Of course, we can manually tweak our learning rates for each weight until we find that our model converges.

Or, naively, to prevent our “runaway gradient ascent”, we could implement a simple check for this case in our loop. If we gain error (rather than losing it), we can divide the deltas (which get added to our weights) by 2, until we see a drop in error. (Line 8 below)

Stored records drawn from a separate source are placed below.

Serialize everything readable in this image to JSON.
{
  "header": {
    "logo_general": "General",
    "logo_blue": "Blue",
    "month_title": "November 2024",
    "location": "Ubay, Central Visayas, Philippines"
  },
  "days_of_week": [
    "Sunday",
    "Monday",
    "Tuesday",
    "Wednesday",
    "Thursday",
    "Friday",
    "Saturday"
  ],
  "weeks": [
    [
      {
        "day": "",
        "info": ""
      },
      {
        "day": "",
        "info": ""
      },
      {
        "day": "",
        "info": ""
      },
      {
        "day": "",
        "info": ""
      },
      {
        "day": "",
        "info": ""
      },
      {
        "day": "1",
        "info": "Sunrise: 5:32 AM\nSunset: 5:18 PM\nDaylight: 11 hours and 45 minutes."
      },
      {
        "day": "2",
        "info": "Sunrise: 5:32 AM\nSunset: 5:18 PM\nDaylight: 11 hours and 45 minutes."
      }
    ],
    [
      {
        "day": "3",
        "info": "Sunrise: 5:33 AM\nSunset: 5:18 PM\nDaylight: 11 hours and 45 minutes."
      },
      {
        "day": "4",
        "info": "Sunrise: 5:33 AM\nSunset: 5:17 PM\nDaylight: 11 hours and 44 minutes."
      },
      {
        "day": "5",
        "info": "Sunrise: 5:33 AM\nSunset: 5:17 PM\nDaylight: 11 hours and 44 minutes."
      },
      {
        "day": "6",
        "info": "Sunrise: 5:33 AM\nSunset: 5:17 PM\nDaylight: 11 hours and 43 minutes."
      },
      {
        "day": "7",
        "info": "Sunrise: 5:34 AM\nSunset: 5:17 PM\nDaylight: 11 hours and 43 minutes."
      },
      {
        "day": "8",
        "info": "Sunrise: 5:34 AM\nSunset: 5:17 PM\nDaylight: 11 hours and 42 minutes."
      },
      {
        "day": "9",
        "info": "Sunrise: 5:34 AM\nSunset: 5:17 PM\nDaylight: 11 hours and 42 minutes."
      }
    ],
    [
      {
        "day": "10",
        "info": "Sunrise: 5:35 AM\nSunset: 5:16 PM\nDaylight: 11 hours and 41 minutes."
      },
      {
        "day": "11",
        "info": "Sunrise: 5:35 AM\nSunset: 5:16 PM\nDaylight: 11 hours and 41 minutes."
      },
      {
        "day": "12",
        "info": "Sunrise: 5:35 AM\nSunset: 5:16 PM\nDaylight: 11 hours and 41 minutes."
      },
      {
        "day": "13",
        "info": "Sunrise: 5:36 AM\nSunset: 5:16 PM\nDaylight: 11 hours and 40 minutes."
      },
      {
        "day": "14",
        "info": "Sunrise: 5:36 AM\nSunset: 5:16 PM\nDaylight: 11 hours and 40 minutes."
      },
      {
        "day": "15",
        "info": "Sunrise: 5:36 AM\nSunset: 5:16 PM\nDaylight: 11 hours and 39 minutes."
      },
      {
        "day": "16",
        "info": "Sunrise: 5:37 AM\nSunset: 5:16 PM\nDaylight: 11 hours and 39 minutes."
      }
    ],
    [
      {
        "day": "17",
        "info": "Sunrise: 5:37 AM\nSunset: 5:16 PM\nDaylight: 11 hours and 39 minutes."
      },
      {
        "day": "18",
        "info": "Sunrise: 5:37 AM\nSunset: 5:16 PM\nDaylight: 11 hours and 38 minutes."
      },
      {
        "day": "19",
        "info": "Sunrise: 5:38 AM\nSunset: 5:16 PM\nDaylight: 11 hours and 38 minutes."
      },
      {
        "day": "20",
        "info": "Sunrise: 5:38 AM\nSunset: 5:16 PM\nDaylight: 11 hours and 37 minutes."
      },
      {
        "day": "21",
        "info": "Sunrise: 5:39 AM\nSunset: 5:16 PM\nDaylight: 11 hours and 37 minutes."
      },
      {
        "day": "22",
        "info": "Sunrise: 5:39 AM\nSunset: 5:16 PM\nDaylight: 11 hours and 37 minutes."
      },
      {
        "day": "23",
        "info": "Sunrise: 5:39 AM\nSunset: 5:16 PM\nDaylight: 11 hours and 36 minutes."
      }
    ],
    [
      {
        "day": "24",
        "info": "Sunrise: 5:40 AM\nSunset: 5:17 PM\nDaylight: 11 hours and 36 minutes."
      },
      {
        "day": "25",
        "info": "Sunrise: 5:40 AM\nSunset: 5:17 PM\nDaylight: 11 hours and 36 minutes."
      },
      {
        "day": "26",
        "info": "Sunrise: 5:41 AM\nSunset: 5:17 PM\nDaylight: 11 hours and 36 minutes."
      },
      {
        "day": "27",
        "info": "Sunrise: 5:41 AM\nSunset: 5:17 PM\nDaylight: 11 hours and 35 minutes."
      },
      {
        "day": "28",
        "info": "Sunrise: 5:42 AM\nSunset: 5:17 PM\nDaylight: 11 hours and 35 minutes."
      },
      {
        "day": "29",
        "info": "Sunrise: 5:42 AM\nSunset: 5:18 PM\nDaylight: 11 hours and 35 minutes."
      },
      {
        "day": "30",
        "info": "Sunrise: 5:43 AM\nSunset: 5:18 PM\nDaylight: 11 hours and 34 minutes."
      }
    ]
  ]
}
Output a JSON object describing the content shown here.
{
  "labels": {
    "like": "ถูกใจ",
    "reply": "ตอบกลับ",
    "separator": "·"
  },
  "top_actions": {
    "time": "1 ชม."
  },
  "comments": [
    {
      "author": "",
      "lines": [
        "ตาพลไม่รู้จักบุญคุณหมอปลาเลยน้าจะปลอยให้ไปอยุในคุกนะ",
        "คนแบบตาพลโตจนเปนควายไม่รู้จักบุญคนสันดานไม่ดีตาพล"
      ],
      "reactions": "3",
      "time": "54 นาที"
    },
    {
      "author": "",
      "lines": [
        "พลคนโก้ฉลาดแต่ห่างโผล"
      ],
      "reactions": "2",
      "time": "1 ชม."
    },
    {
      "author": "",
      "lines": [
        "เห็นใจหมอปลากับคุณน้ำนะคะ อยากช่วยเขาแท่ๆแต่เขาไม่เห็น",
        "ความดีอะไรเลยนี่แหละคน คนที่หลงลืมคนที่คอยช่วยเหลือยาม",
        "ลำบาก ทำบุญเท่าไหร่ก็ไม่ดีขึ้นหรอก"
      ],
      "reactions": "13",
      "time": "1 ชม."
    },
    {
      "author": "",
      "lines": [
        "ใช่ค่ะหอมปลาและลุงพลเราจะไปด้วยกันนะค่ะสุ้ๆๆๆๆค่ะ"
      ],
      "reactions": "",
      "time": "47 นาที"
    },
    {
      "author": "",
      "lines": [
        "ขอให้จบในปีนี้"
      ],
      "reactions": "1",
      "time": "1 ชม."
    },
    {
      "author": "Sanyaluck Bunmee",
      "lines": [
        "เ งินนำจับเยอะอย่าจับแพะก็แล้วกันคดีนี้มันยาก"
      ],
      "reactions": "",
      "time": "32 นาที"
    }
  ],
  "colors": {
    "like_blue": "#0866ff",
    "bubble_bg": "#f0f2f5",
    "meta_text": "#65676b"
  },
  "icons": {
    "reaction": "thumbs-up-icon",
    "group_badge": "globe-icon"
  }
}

    while abs(Δj) > δ and i < max_iterations:                                       
        i += 1                  
        # Find the gradient at the point (a, b)
        grad = [dJ_da(a, b), dJ_db(a, b)]
        # Multiply each partial deriv by its learning rate 
        Δa = grad[0] * -ŋ_a    
        Δb = grad[1] * -ŋ_b    
        while J(a + Δa, b + Δb) > j:
            print("Error increased, decreasing LRs")
            Δa /= 2
            Δb /= 2
        # Update our weights                              
        a += Δa                                                            
        b += Δb    
        # Update the error at each iteration    
        j_new = J(a, b)    
        Δj = j - j_new    
        j = j_new

In our specific case, the above works. Our plotted gradient descent looks as follows:

Gradient Descent: Power of 2 Step Size Backoff

In a more general, higher-dimensional example, some techniques to set learning rates such that you avoid the problems of divergence and “valley-jumping” include:

  1. Momentum - Add an additional term to the weight update formula, which, in our “ball down the hill” analogy, will help to get our ball rolling by compounding past gradients.
  2. Backtracking Line Search - Dynamically make smart choices for the learning rate at each iteration by taking a step far enough in the direction of the gradient, but not so far that we increase our error.
  3. Stochastic Gradient Descent - A faster (and often better) optimization algorithm that calculates gradients from single (\(x, y\)) samples, rather than the entire batch. The additional noise can be of help here, as you may get an errant data point that kicks off your path down the valley, rather than our divergent model above.
  4. Normalization of Data - Normalizing data creates a less elliptical contour, and will influence our objective function to have a more concentric circle countour (think a circular mountain base instead of an elliptical base!).

We will not cover these here for the brevity’s sake, but feel free to explore on your own.